People are going to remember you as a clap-request dude, and you’re going to have a hard time earning the respect of other writers. You’re spending time better by writing than stuffing a random person’s inbox. In the end, a random dude clapping on your stuff is not making you money. They’re probably not even reading the damn article.
Follow 125 People Each Day
Medium has a limit on your follow button. You can actively follow up to 125 people in the next 24 hours. This tactic is in the gray zone. Unfortunately, I’ve done it. I even wrote about it. I encouraged others to kick-start their Medium journey with it.
The method works. You’re getting more followers. Sometimes, 20 or 30 people are following you back. Some even read your stuff. Your profile looks more reliable with more followers. But — and there is a big BUT in this argument — hardly any of those people are your fans.
You’re suffocating your profile with another 10,000 content creators that you can’t even stomach.
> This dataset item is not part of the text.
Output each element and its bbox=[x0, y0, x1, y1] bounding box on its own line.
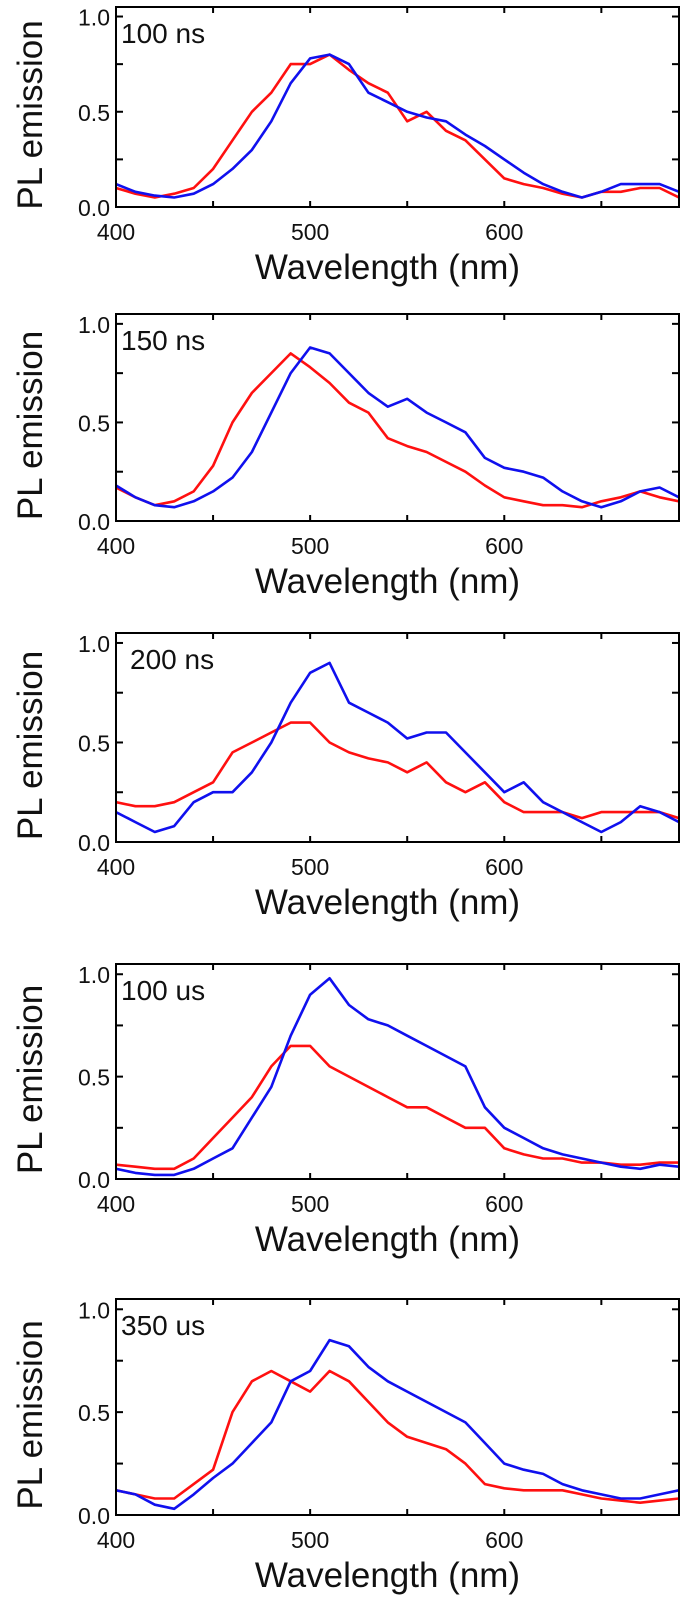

Soon, your Medium front page is not relevant. Soon, nothing makes sense here anymore. “Why is marital sex advice dominating the front page. What is Medium anymore?”
At one point — after following almost 10,000— sex stuff dominated my front page. I’m not a fan. I don’t need a 45-year-old bed dynamic advice. I don’t want to know about your libido. I don’t need how-to-take-your-man-in-your-mouth advice. I don’t care about how you think sperm is gross. I don’t like reading how you’re leaving your husband because he sneezes too loud.
Now that I’ve got it off my chest; I believe sex advice is necessary. The dialogue is essential. But I don’t want to read about it. I have other interests. Following a gazillion random people doesn’t bode well with the Medium algorithm.
Read-Half-Now-Half-Later Posts
Guilty as charged. I’ve done it, I’ve told others to do it too, I’ve published articles about it, and I’ve got minor success with it. The equivalent of Snake-oil salesmen in Medium terms are read-half-later troopers.
I’ve been that guy on Quora and Reddit. I’ve written a bunch of half-witted answers with links to behind-a-pay-wall posts. Read half now, the other half is in the bottom link.
Don’t do it. You can employ a thousand other marketing tactics. Better Marketing has unlimited advice on reasonable strategies and tactics.
The Takeaway
You don’t need to follow any of the above. Your time is better served elsewhere. Medium itself can give you a thousand sound marketing tactics. Publications like Better Marketing take it up a notch. A world of knowledge is at your fingertips.
Don’ts:
- Clap-for-clap.
- Follow/unfollow.
- Read salesmen.
Dos:
- Follow good marketing publications.
- Read about sound marketing tactics.
- Test ideas that sound interesting.
Nobody can guarantee success, but your best bet is to learn and try. Something has to work, eventually.